I came in with a trade premise to short the #DAX based on the repetitive bear flags we identified:
However, the ongoing Greek rumor machine also clearly signaled one had to be very tight with shorts and my position was flat stopped. Sure enough we got a Greek related news flash that ramped the $DAX over 100 points in minutes.
Now how does this make it a trade? First I noticed the #DAX had obvious resistance at the previous flag break down at 11660, so when price hit there I entered a #DAX short and got filled at 11650, I also had a tight stop but moved it to flat at the earliest opportunity. Second, the nature of the rumor was plain bogus and little substance to it, hence I deemed the ramp to be an algo chase only.
And fortunately the price action following confirmed the trade premise:
Now note: You can’t plan a trade like this far in advance. It’s a judgement call one has to make in this choppy environment. And clearly these type of trades may not work, but this is why we use stops and then scale out which we did on Friday. But this is the nature of the beast right now. Sudden ramps or dumps.
In fact in overnight action I closed longs and flipped long. The price action is erratic and as traders we are forced to make judgement calls.
But I illustrate this trade as an example of the type of considerations I use to identify trades.
This month then has some potential from the short side, but also high risk for new highs based on the Greek resolution. What are the odds they reach a Greek deal during OPEX week? I’m just throwing it out there 😉
As no new lows were reached in overnight (so far) I’m dabbling in the long side assuming the ramp machine will go back in full gear for beginning month inflows and buybacks. There’s a gap at 2122 and we may levitate back up to that level although I’m keeping a close eye on these trend lines here:
Mondays have lent themselves to sell strength into Tuesday and I’m looking to do this as I see a sell window (assuming no magic Greek deal) into Thursday next week for a low the week before OPEX:
I’m not placing much weight on seasonality stats these days, but I’m recognizing that we tend to have strength in the first day or two of the month.
Note too that a June spike higher by OPEX also plays well with the larger annual seasonality:
In short: Hopefully we are getting a long swing on the #DAX in the next few days and a buyable 3-5% dip (sigh) on the $ES. Remember the big buy zone is 1940-1970 on the $SPX, but unless something breaks we may not get that until September/October. But, hey, I like surprises.
One comment on “watch what they are doing”: May was the largest month for M&A in history.
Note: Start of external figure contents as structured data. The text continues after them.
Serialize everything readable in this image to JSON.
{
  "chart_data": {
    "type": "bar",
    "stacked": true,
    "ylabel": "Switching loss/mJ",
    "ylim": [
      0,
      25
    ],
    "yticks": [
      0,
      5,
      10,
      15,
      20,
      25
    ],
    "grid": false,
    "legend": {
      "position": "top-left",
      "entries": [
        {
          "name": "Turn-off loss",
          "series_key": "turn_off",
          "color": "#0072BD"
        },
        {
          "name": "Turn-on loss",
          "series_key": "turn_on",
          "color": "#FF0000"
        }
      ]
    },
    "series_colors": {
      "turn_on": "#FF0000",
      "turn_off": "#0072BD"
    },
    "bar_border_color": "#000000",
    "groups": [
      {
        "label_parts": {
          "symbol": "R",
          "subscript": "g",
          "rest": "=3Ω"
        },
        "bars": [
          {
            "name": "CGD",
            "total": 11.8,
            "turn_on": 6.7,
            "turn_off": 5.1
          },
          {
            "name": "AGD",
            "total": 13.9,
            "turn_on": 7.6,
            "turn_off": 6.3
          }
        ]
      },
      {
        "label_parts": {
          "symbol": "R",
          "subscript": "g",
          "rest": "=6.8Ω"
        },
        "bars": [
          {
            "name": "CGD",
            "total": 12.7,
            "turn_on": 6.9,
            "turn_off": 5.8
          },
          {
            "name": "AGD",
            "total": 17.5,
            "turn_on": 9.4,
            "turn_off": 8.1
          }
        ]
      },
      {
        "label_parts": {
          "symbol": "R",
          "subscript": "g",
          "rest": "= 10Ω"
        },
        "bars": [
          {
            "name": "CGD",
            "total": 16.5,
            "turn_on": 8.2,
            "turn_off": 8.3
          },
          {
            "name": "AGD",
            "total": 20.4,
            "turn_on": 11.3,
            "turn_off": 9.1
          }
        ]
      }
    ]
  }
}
We are also seeing massive increases in margin debt, and of course buyback announcements. What does this mean to me? The corporates know the party is coming to an end and they are using their capital, eh stock prices, to gobble up highly valued companies with shares in order to augment their growth stories for when things cool down. We all know there is no sales growth and economic data remains weak. When rates go higher then the buyback game ends. They all know it. So buy companies, incorporate their growth projections, lay off people to create efficiencies…etc..
Big M&A activities marked the tops in 2000 and 2007 and so did large margin debt and buybacks. Welcome to a 2015 repeat?
Bottomline: I’ll now aim to run longs a bit higher today and aim to flip back short into key resistance either today or tomorrow. That’s as far as I aim to see right now, but I hope we finally can see a swing trade set up for 2015.
Update: As I’m writing this another Greek rumor hit the tape and the $ES flew up 10 handles. Well there ya go, get used to it it’s the flavor of the week.